TIPP 1: NATURSTEINPLATTEN: POLYGONPLATTEN UND PORPHYRPLATTEN

Zwei schöne, natürliche Alternativen für Ihre Terrasse
Polygonalplatten (Polygon = Vieleck = unregelmäßige Naturstein-Optik)
sind spaltraue Natursteinplatten für den Außenbereich, zumeist aus Quarzit
in 1– 3 cm Dicke.

  • Sie werden ebenfalls auf (feuchtem) Verlegesand-Trasszement-Gemisch verlegt und mit Gummihammer angeklopft.
  • Die unregelmäßigen Fugen müssen mit feuchter Quarzsand-Zement-Mischung (Verhältnis 1:3) oder Fertigfugenmasse mit einem Spachtel gefüllt werden.
  • Nach dem Aushärten Zementflecken auf den Platten mit sauberem Wasser abwischen

Porphyrplatten sind Vulkangesteinplatten in regelmäßiger Form und unregelmäßiger Stärk.

  • Sie sind wetterfest, frostsicher, langlebig und besitzen eine warme Oberflächenfarbe.
  • Verlegung auf 3 – 4 cm Mörtel (feuchtes Sand-Zement-Gemisch im Verhältnis 1:3)
  • Mit erdfeuchter Fugenmasse per Spachtel einfugen, nach Trocknung Platten mit klarem Wasser reinigen.

Beide Lösungen sollten auf einem Betonuntergrund aufgebaut werden.
Statt klarem Wasser können Sie auch spezielle Zementreiniger verwenden. (Der Zementreiniger darf NICHT in die Fugen gelangen und nicht Ihre Haut berühren: Säure!)

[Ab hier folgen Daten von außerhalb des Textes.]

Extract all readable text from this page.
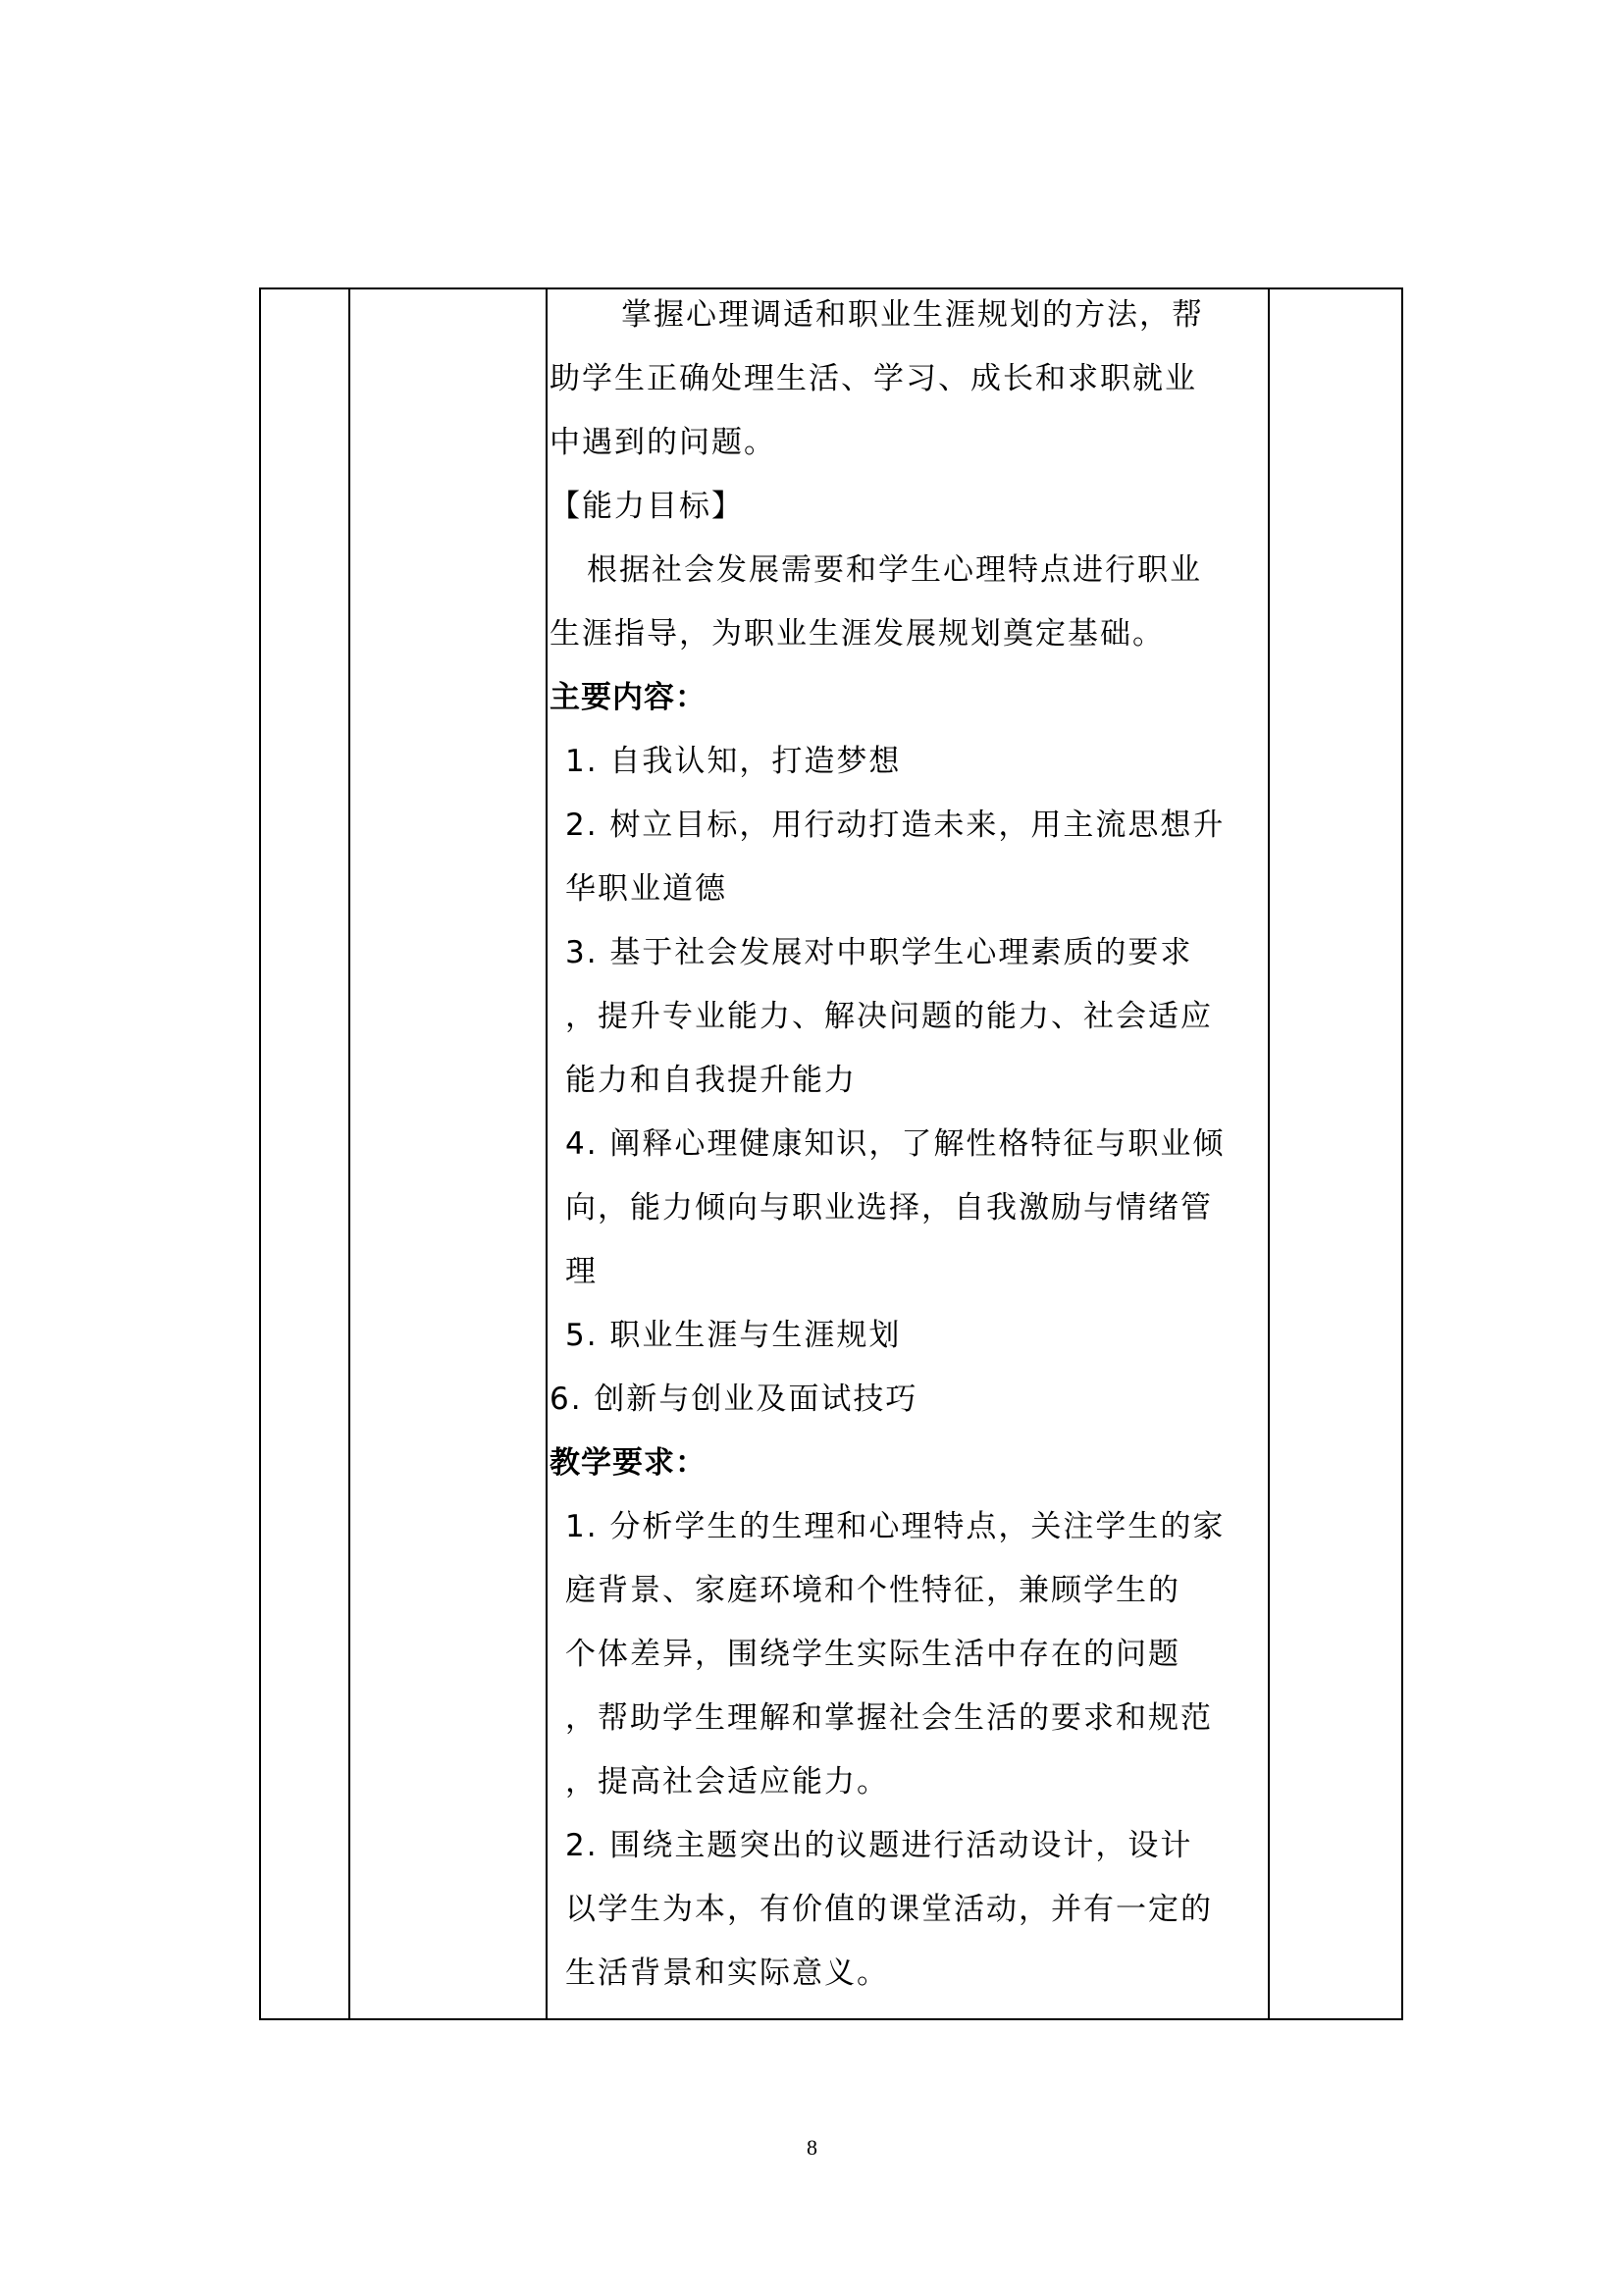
掌握心理调适和职业生涯规划的方法，帮
助学生正确处理生活、学习、成长和求职就业
中遇到的问题。
【能力目标】
根据社会发展需要和学生心理特点进行职业
生涯指导，为职业生涯发展规划奠定基础。
主要内容：
1. 自我认知，打造梦想
2. 树立目标，用行动打造未来，用主流思想升
华职业道德
3. 基于社会发展对中职学生心理素质的要求
，提升专业能力、解决问题的能力、社会适应
能力和自我提升能力
4. 阐释心理健康知识，了解性格特征与职业倾
向，能力倾向与职业选择，自我激励与情绪管
理
5. 职业生涯与生涯规划
6. 创新与创业及面试技巧
教学要求：
1. 分析学生的生理和心理特点，关注学生的家
庭背景、家庭环境和个性特征，兼顾学生的
个体差异，围绕学生实际生活中存在的问题
，帮助学生理解和掌握社会生活的要求和规范
，提高社会适应能力。
2. 围绕主题突出的议题进行活动设计，设计
以学生为本，有价值的课堂活动，并有一定的
生活背景和实际意义。
8
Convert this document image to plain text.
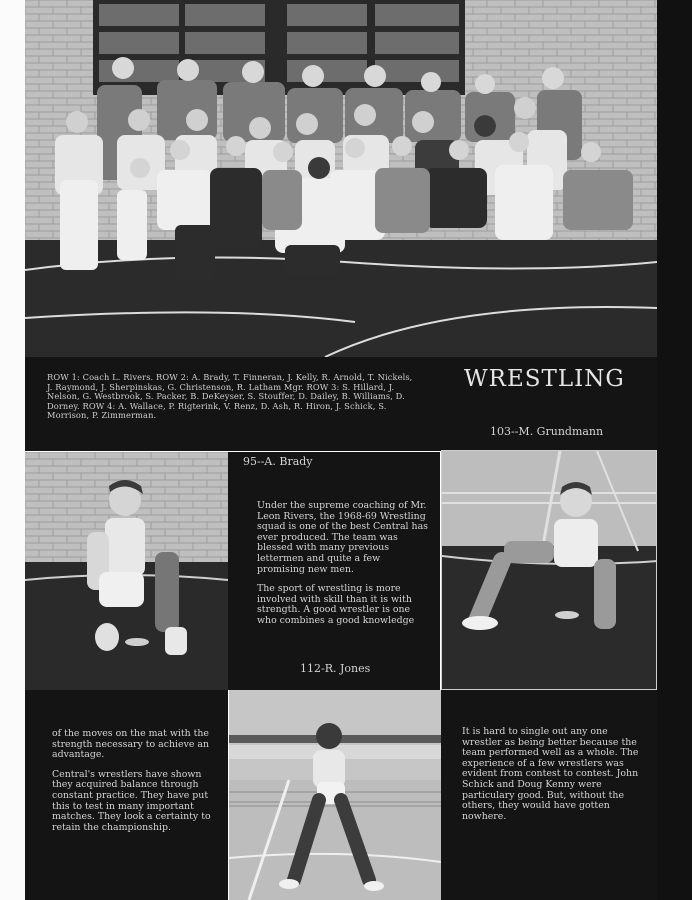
ROW 1: Coach L. Rivers. ROW 2: A. Brady, T. Finneran, J. Kelly, R. Arnold, T. Nickels, J. Raymond, J. Sherpinskas, G. Christenson, R. Latham Mgr. ROW 3: S. Hillard, J. Nelson, G. Westbrook, S. Packer, B. DeKeyser, S. Stouffer, D. Dailey, B. Williams, D. Dorney. ROW 4: A. Wallace, P. Rigterink, V. Renz, D. Ash, R. Hiron, J. Schick, S. Morrison, P. Zimmerman.
WRESTLING
103--M. Grundmann
95--A. Brady

Under the supreme coaching of Mr. Leon Rivers, the 1968-69 Wrestling squad is one of the best Central has ever produced. The team was blessed with many previous lettermen and quite a few promising new men.

The sport of wrestling is more involved with skill than it is with strength. A good wrestler is one who combines a good knowledge

112-R. Jones

of the moves on the mat with the strength necessary to achieve an advantage.

Central's wrestlers have shown they acquired balance through constant practice. They have put this to test in many important matches. They look a certainty to retain the championship.

It is hard to single out any one wrestler as being better because the team performed well as a whole. The experience of a few wrestlers was evident from contest to contest. John Schick and Doug Kenny were particulary good. But, without the others, they would have gotten nowhere.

3. TERRASSE AUS STEINFLIESEN

Steinfliesen sind optisch attraktive, aber auch empfindliche Terrassenbeläge. Sie können im Winter reißen und brechen leicht ab, falls schwere Gegenstände wie Wasserflaschen etc. auf Fliesenecken fallen.
Fliesen sind in der Regel lasiert. Achten Sie auf rutschfeste Oberflächen oder entscheiden Sie sich für matte, besonders strapazierfähige Feinsteinzeug-Fliesen.
Das Wichtigste ist, ausschließlich frostsichere Fliesen für den Außeneinsatz zu verwenden. Hier ist beste Qualität gerade gut genug.
Als Grundlage ist ein Betonfundament erforderlich. Bei sehr unebenem Beton idealerweise eine saubere, ebene Schicht Estrich mit 2 – 3 % Gefälle auftragen. Bei über 40 m² Terrassenfläche benötigt der Estrich eine Dehnungsfuge.
Terrassenfliesen werden in ein Bett aus kunststoffvergütetem, frostsicherem und wasserfestem Fliesenkleber (mit Wasser nach Anleitung vermischen) verlegt. Achten Sie auf den Hinweis „Dünnbettmörtel“.
Die Ausrichtung der Fliesenreihen wie beim Plattenverlegen mit Maurerschnur vorbereiten. Fliesen vorsichtig, aber fest in das Bett eindrücken, um Hohlräume zu vermeiden. In den Hohlräumen sammelt sich Wasser, das im Winter gefriert und die Fliese sprengen kann.
Sicherheitshalber können Sie zusätzlich auch die Fliesenunterseite mit Kleber bestreichen. Fugen mit Fugenkreuzen sicher einhalten. Bei schnellhärtendem Fliesenkleber immer nur für wenige Fliesen Kleber mit Spachtel im Voraus auftragen. Der Kleber trocknet nach ca. 20 Minuten aus.
Außenfliesen nicht mit den klassischen Fliesenschneidern zuschneiden. Sie sind viel zu dick dafür. Immer Winkelschleifer mit Steinblatt verwenden!
In der Regel sind Fliesen bei schnellhärtendem Kleber nach ca. 3 Stunden begehbar. Die Fugen aber besser erst am Folgetag mit Fugenmörtel diagonal zum Fugenverlauf einschlämmen und nach ca. 10 Minuten Reste aufwischen. Nach der Trocknung Fliesen mit einem trockenen Tuch sauber wischen.
Zum Schluss Eck- und Anschlussfugen mit dauerelastischem Silikon versiegeln.
Fertig ist Ihre geflieste Terrasse.

TIPP 2: EXTRA FROSTSICHERE FLIESENVERLEGUNG

Fliesen sind mehr noch als andere Terrassenoberflächen frostempfindlich.
Sie müssen daher ohnehin darauf achten, frostsichere Stein- oder Keramikfliesen sowie Kleber für den Außeneinsatz zu verwenden. Ganz sicher gehen Sie jedoch mit dem zusätzlichen Auftragen einer Zwei-Komponenten Dichtschlämme auf die Beton- oder Estrichunterlage.
Die Dichtschlämme bildet einen wasserdichten und flexiblen Untergrund.

  • Dazu zunächst Eck- und Seitendichtungen aus Kunststoff für die Ränder des Untergrunds zuschneiden und mit Dicht schlämme auf den Beton- oder Estrichrändern fixieren.
  • Dann erste Schicht Dichtschlämme mit Lammfellrolle lückenlos und gründlich auftragen und trocknen lassen.
  • Danach die zweite Schicht aufbringen und trocknen lassen. Die Schichtdicke beträgt jeweils ca. 2 mm.
  • Erst auf der ausgehärteten Dichtschlämme die Fliesen mit Kleber verlegen.